Avant de publier le livre sur l’histoire de la famille, il me restait encore de la recherche à faire. Cette fois, je me suis dirigée aux archives de l’État de New York, à Albany, où j’ai passé une semaine. Je souhaitais savoir où les descendants de mon quatrième arrière grand-père s’étaient installés après avoir quitté Plattsburgh.

Et bien, je les ai retrouvés justement dans la région d’Albany, soit à Cohoes, Waterford et Schenectady. Un des demi-frères de mon arrière-arrière-arrière grand-père, Hilaire Galaise, avait choisi de s’installer à Saratoga Springs. Son épouse et lui ont eu 10 enfants dont seulement 3 ont eu un destin. Tous les autres sont décédés en bas âges. 

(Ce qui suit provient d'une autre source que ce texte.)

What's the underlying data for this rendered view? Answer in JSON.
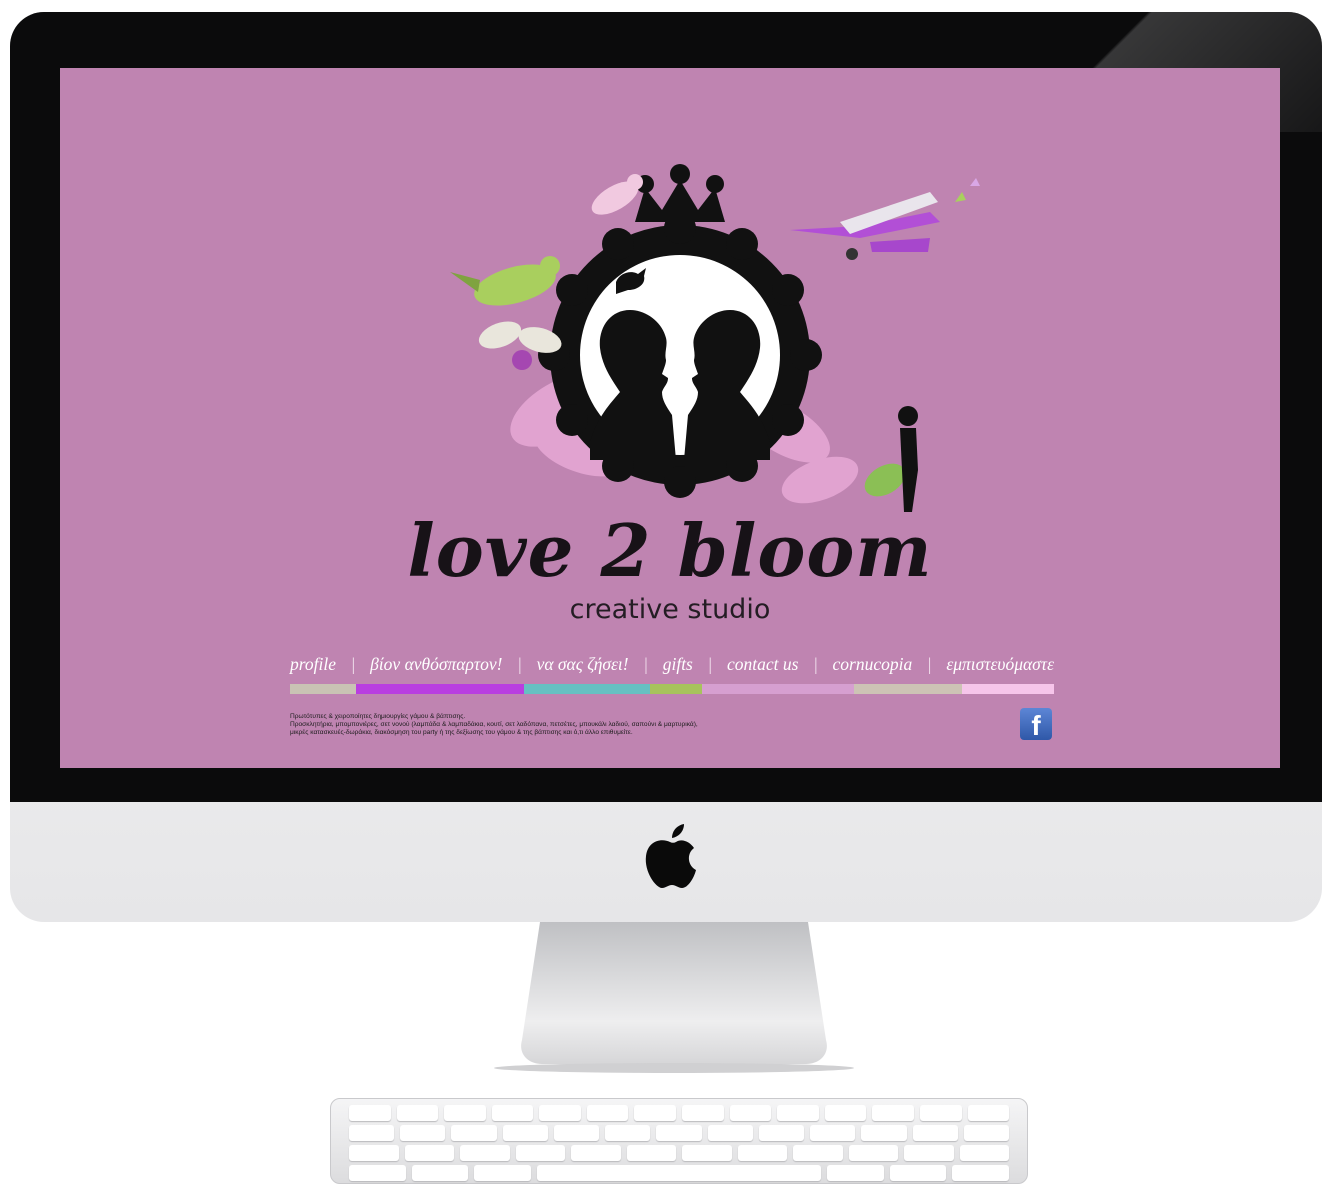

La cadette, Ernestine, est allée vivre du côté d’Albany et s’y est mariée, perdant ainsi son nom de jeune fille. J’ai tout de même continué à suivre cette famille en regardant sous le nom du mari dans l’annuaire, qui à l’époque était disponible sur les tablette de la bibliothèque en libre service. Lorsque leurs enfants, trois filles, ont été en âge de travailler, elles figuraient également dans l’annuaire. J’ai même pu trouver la date de mariage de l’une d’elle grâce à l’annuaire qui précisait, cette année-là, soit en 1952, de la rechercher sous le nom de son mari. 

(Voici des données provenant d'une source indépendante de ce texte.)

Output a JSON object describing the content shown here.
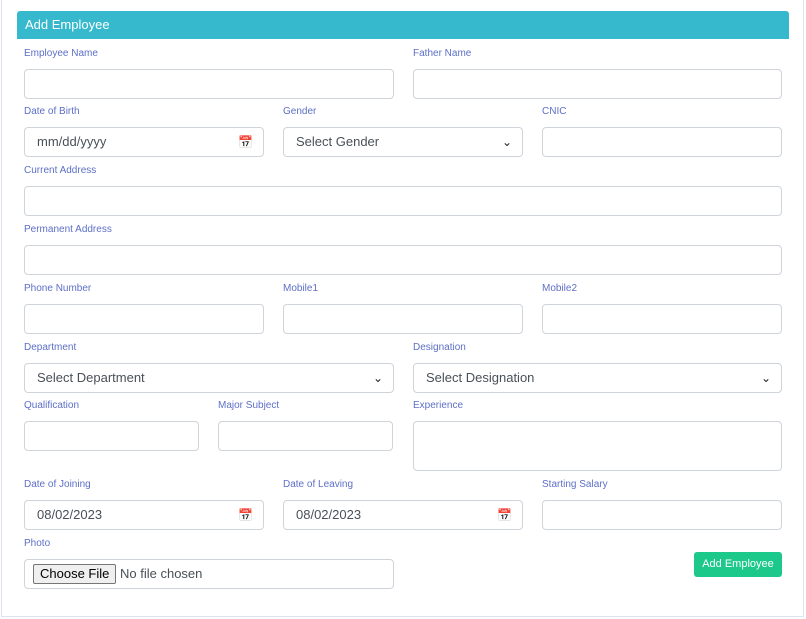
{
  "title": "Add Employee",
  "labels": {
    "employee_name": "Employee Name",
    "father_name": "Father Name",
    "dob": "Date of Birth",
    "gender": "Gender",
    "cnic": "CNIC",
    "current_address": "Current Address",
    "permanent_address": "Permanent Address",
    "phone": "Phone Number",
    "mobile1": "Mobile1",
    "mobile2": "Mobile2",
    "department": "Department",
    "designation": "Designation",
    "qualification": "Qualification",
    "major": "Major Subject",
    "experience": "Experience",
    "doj": "Date of Joining",
    "dol": "Date of Leaving",
    "salary": "Starting Salary",
    "photo": "Photo"
  },
  "values": {
    "dob": "mm/dd/yyyy",
    "gender": "Select Gender",
    "department": "Select Department",
    "designation": "Select Designation",
    "doj": "08/02/2023",
    "dol": "08/02/2023",
    "choose_file": "Choose File",
    "no_file": "No file chosen"
  },
  "submit": "Add Employee"
}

Mais ma source s’est ensuite tari. Les annuaires des années plus récentes ne se trouvaient pas sur les tablettes. De retour à l’hôtel, une idée un peu folle m’a traversé l’esprit. Et si cette dame était encore vivante et habitait encore à Albany? Ma tête me disait que j’avais peu de chance de la retrouver cinquante ans plus tard. Je le feuillette quand même et j’y trouve une entrée qui pourrait correspondre, soit un homonyme du mari de cette lointaine cousine.


Prenant mon courage à deux mains, je décroche le téléphone et je compose ce numéro. Bingo! Lorraine s’empresse de m’inviter à prendre le café. Elle a des photos à me montrer et veut en savoir plus sur l’histoire de la famille. Dans l’intervalle, elle communique avec ses soeurs et sa fille. J’ai droit à une réunion de famille.


Nous nous sommes installés pour regarder la collection de photos bien rangées dans des albums en carton noir qu’Ernestine avait pris soin d’identifier au crayon blanc. Oncles, tantes, cousins et cousines, tous y étaient. Après un moment, Lorraine me montre une photo en particulier en me disant que l’homme qu’on y voyait était le grand-père d’Ernestine, Joseph Galaise. Je me souviens très bien de répondre à Lorraine que c’était impossible. Cet homme était né en 1795 après tout. Mais il est décédé en 1881. Ernestine ne pouvait s’être trompée sur l’identité de son grand-père. Il n’y avait plus de doute possible. Je ne peux vous décrire l’émotion que j’ai alors ressentie. Je tenais dans mes mains la photo de Joseph, mon 4e arrière grand-père. 


Je pouvais maintenant publier mon livre.